The judgment delivered in the Strasbourg court unanimously held that the UK’s failure to recognise Christine’s and “I”s new identity in law breached their rights to respect for privacy and their right to marry under the European Convention on Human Rights. The Court held, unanimously, that the finding of violation constituted in itself sufficient just satisfaction for the non-pecuniary damage sustained by Christine and awarded her €39,000 for costs and expenses. At the time the British press concentrated on only one thing in relation to Christine’s case – the fact that the ruling suggested that transgendered people would now be able to legally marry.

Christine Goodwin’s solicitor, Mr Robin Lewis said at the time of the judgment:

“The court has said that the government’s stance falls far short of the standards for human dignity and human freedom in the 21st century. Christine Goodwin’s victory will be seen as a milestone on the road to change. This judgment will require the government to change the law… and any government practice which could lead to the history of a transsexual being identified will also have to be changed so as to respect the individual’s right to privacy.”

In the “I” case the Strasbourg court held that there was a failure to respect the right to private life in breach of Article 8 in that there was a lack of legal recognition of the gender reassignment surgery. There was no justification for barring the transsexual persons from enjoying the right to marry under any circumstances in the UK. “I” was awarded €23,000 for costs and expenses.

As a result of these two important cases the Gender Recognition Act 2004  was brought into force giving legal recognition to transsexual people in their acquired gender. Under the law if an application to the Gender Recognition Panel is successful, the transsexual person’s gender becomes for all purposes their acquired gender and they receive a full gender recognition certificate. This certificate allows for the creation of a modified birth certificate reflecting the holder’s new gender. In specified circumstances the Act prohibits disclosure of the fact that someone has applied for a certificate or disclosure of someone’s gender prior to the acquisition of it. Such disclosure constitutes a criminal offence liable to a fine.

Why then might you ask were the tabloid press able to write articles about Lucy Meadows? Well under the Gender Recognition Act there are certain hurdles that must be overcome prior to gaining a full gender recognition certificate which it appears she had yet to complete. Lucy Meadows must have:

  • be diagnosed with gender dysphoria (unhappiness with her birth gender)
  • have lived in her new gender for 2 years
  • intend to live in her changed gender for the rest of your life

The courage and tenacity of both Christine Goodwin and “I” in bringing their cases all the way to the ECHR and in helping to change the course of the law in this country is incredibly admirable.
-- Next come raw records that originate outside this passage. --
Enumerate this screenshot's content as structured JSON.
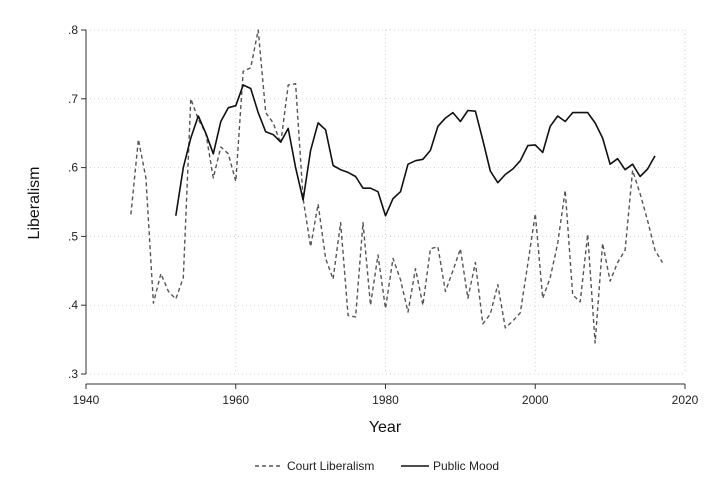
{
  "chart_data": {
    "type": "line",
    "xlabel": "Year",
    "ylabel": "Liberalism",
    "xlim": [
      1940,
      2020
    ],
    "ylim": [
      0.3,
      0.8
    ],
    "xticks": [
      1940,
      1960,
      1980,
      2000,
      2020
    ],
    "yticks": [
      0.3,
      0.4,
      0.5,
      0.6,
      0.7,
      0.8
    ],
    "xtick_labels": [
      "1940",
      "1960",
      "1980",
      "2000",
      "2020"
    ],
    "ytick_labels": [
      ".3",
      ".4",
      ".5",
      ".6",
      ".7",
      ".8"
    ],
    "grid": "dotted",
    "legend": "bottom",
    "series": [
      {
        "name": "Court Liberalism",
        "style": "dashed",
        "color": "#555555",
        "x": [
          1946,
          1947,
          1948,
          1949,
          1950,
          1951,
          1952,
          1953,
          1954,
          1955,
          1956,
          1957,
          1958,
          1959,
          1960,
          1961,
          1962,
          1963,
          1964,
          1965,
          1966,
          1967,
          1968,
          1969,
          1970,
          1971,
          1972,
          1973,
          1974,
          1975,
          1976,
          1977,
          1978,
          1979,
          1980,
          1981,
          1982,
          1983,
          1984,
          1985,
          1986,
          1987,
          1988,
          1989,
          1990,
          1991,
          1992,
          1993,
          1994,
          1995,
          1996,
          1997,
          1998,
          1999,
          2000,
          2001,
          2002,
          2003,
          2004,
          2005,
          2006,
          2007,
          2008,
          2009,
          2010,
          2011,
          2012,
          2013,
          2014,
          2015,
          2016,
          2017
        ],
        "y": [
          0.532,
          0.641,
          0.585,
          0.403,
          0.446,
          0.42,
          0.409,
          0.44,
          0.7,
          0.67,
          0.65,
          0.585,
          0.63,
          0.62,
          0.58,
          0.74,
          0.745,
          0.8,
          0.68,
          0.665,
          0.635,
          0.72,
          0.722,
          0.555,
          0.485,
          0.547,
          0.468,
          0.438,
          0.52,
          0.385,
          0.383,
          0.52,
          0.4,
          0.473,
          0.395,
          0.468,
          0.437,
          0.39,
          0.453,
          0.4,
          0.482,
          0.485,
          0.42,
          0.45,
          0.482,
          0.41,
          0.462,
          0.373,
          0.387,
          0.43,
          0.367,
          0.377,
          0.389,
          0.46,
          0.533,
          0.41,
          0.44,
          0.49,
          0.567,
          0.415,
          0.405,
          0.503,
          0.345,
          0.49,
          0.435,
          0.462,
          0.48,
          0.596,
          0.562,
          0.523,
          0.48,
          0.462
        ]
      },
      {
        "name": "Public Mood",
        "style": "solid",
        "color": "#111111",
        "x": [
          1952,
          1953,
          1954,
          1955,
          1956,
          1957,
          1958,
          1959,
          1960,
          1961,
          1962,
          1963,
          1964,
          1965,
          1966,
          1967,
          1968,
          1969,
          1970,
          1971,
          1972,
          1973,
          1974,
          1975,
          1976,
          1977,
          1978,
          1979,
          1980,
          1981,
          1982,
          1983,
          1984,
          1985,
          1986,
          1987,
          1988,
          1989,
          1990,
          1991,
          1992,
          1993,
          1994,
          1995,
          1996,
          1997,
          1998,
          1999,
          2000,
          2001,
          2002,
          2003,
          2004,
          2005,
          2006,
          2007,
          2008,
          2009,
          2010,
          2011,
          2012,
          2013,
          2014,
          2015,
          2016
        ],
        "y": [
          0.53,
          0.6,
          0.643,
          0.675,
          0.65,
          0.62,
          0.667,
          0.687,
          0.69,
          0.72,
          0.715,
          0.68,
          0.652,
          0.648,
          0.637,
          0.657,
          0.6,
          0.553,
          0.625,
          0.665,
          0.655,
          0.603,
          0.597,
          0.593,
          0.587,
          0.57,
          0.57,
          0.565,
          0.53,
          0.555,
          0.565,
          0.605,
          0.61,
          0.612,
          0.625,
          0.66,
          0.672,
          0.68,
          0.667,
          0.683,
          0.682,
          0.64,
          0.595,
          0.578,
          0.59,
          0.598,
          0.61,
          0.632,
          0.633,
          0.622,
          0.66,
          0.675,
          0.667,
          0.68,
          0.68,
          0.68,
          0.665,
          0.643,
          0.605,
          0.613,
          0.597,
          0.605,
          0.587,
          0.598,
          0.617
        ]
      }
    ]
  }
}
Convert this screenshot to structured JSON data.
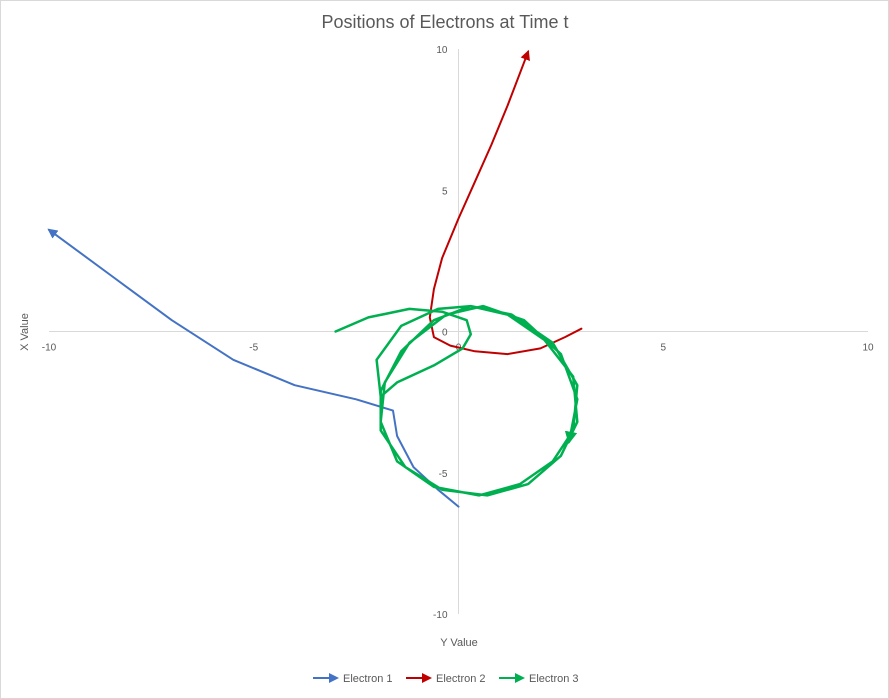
{
  "chart_data": {
    "type": "scatter",
    "title": "Positions of Electrons at Time t",
    "xlabel": "Y Value",
    "ylabel": "X Value",
    "xlim": [
      -10,
      10
    ],
    "ylim": [
      -10,
      10
    ],
    "xticks": [
      -10,
      -5,
      0,
      5,
      10
    ],
    "yticks": [
      -10,
      -5,
      0,
      5,
      10
    ],
    "xtick_labels": [
      "-10",
      "-5",
      "0",
      "5",
      "10"
    ],
    "ytick_labels": [
      "-10",
      "-5",
      "0",
      "5",
      "10"
    ],
    "grid": false,
    "legend_position": "bottom",
    "series": [
      {
        "name": "Electron 1",
        "color": "#4472c4",
        "points": [
          [
            0.0,
            -6.2
          ],
          [
            -0.5,
            -5.6
          ],
          [
            -1.1,
            -4.8
          ],
          [
            -1.5,
            -3.7
          ],
          [
            -1.6,
            -2.8
          ],
          [
            -2.5,
            -2.4
          ],
          [
            -4.0,
            -1.9
          ],
          [
            -5.5,
            -1.0
          ],
          [
            -7.0,
            0.4
          ],
          [
            -8.5,
            2.0
          ],
          [
            -10.0,
            3.6
          ]
        ]
      },
      {
        "name": "Electron 2",
        "color": "#c00000",
        "points": [
          [
            3.0,
            0.1
          ],
          [
            2.6,
            -0.2
          ],
          [
            2.0,
            -0.6
          ],
          [
            1.2,
            -0.8
          ],
          [
            0.4,
            -0.7
          ],
          [
            -0.2,
            -0.5
          ],
          [
            -0.6,
            -0.2
          ],
          [
            -0.7,
            0.5
          ],
          [
            -0.6,
            1.5
          ],
          [
            -0.4,
            2.6
          ],
          [
            0.0,
            4.0
          ],
          [
            0.4,
            5.3
          ],
          [
            0.8,
            6.6
          ],
          [
            1.2,
            8.0
          ],
          [
            1.7,
            9.9
          ]
        ]
      },
      {
        "name": "Electron 3",
        "color": "#00b050",
        "points": [
          [
            -3.0,
            0.0
          ],
          [
            -2.2,
            0.5
          ],
          [
            -1.2,
            0.8
          ],
          [
            -0.4,
            0.7
          ],
          [
            0.2,
            0.4
          ],
          [
            0.3,
            -0.1
          ],
          [
            0.1,
            -0.6
          ],
          [
            -0.6,
            -1.2
          ],
          [
            -1.5,
            -1.8
          ],
          [
            -1.9,
            -2.3
          ],
          [
            -2.0,
            -1.0
          ],
          [
            -1.4,
            0.2
          ],
          [
            -0.5,
            0.8
          ],
          [
            0.3,
            0.9
          ],
          [
            1.2,
            0.6
          ],
          [
            2.1,
            -0.3
          ],
          [
            2.8,
            -1.6
          ],
          [
            2.9,
            -3.2
          ],
          [
            2.5,
            -4.4
          ],
          [
            1.7,
            -5.4
          ],
          [
            0.7,
            -5.8
          ],
          [
            -0.4,
            -5.6
          ],
          [
            -1.3,
            -4.8
          ],
          [
            -1.9,
            -3.5
          ],
          [
            -1.9,
            -2.1
          ],
          [
            -1.4,
            -0.7
          ],
          [
            -0.6,
            0.4
          ],
          [
            0.3,
            0.9
          ],
          [
            1.3,
            0.6
          ],
          [
            2.3,
            -0.4
          ],
          [
            2.9,
            -1.9
          ],
          [
            2.8,
            -3.5
          ],
          [
            2.3,
            -4.6
          ],
          [
            1.5,
            -5.4
          ],
          [
            0.5,
            -5.8
          ],
          [
            -0.6,
            -5.5
          ],
          [
            -1.5,
            -4.6
          ],
          [
            -1.9,
            -3.2
          ],
          [
            -1.8,
            -1.8
          ],
          [
            -1.2,
            -0.4
          ],
          [
            -0.3,
            0.6
          ],
          [
            0.6,
            0.9
          ],
          [
            1.6,
            0.4
          ],
          [
            2.5,
            -0.8
          ],
          [
            2.9,
            -2.4
          ],
          [
            2.7,
            -3.9
          ]
        ]
      }
    ]
  }
}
Even ten years on from meeting “I” I cannot begin to fathom how much she must have gone through in order to win her case. It is cases like theirs that have paved the way for greater equality in this country which includes more recently Parliament passing its Marriage (Same-Sex Couples) Bill – which MPs backed after its second reading in the House of Commons – the government proposes that couples who are the same-sex can now get married.

Still the coverage of transsexual issues in the mainstream media remains far from perfect as has been highlighted by Trans Media Watch’s submission to the Leveson Inquiry. And the recent death of Lucy Meadows further highlights that while the rights of transsexual people have come a long way in the last ten years we still have some way to go before all of society accepts an individual’s true and chosen identity.

Disclaimer: The views expressed are those of the writer and this article does not constitute legal advice.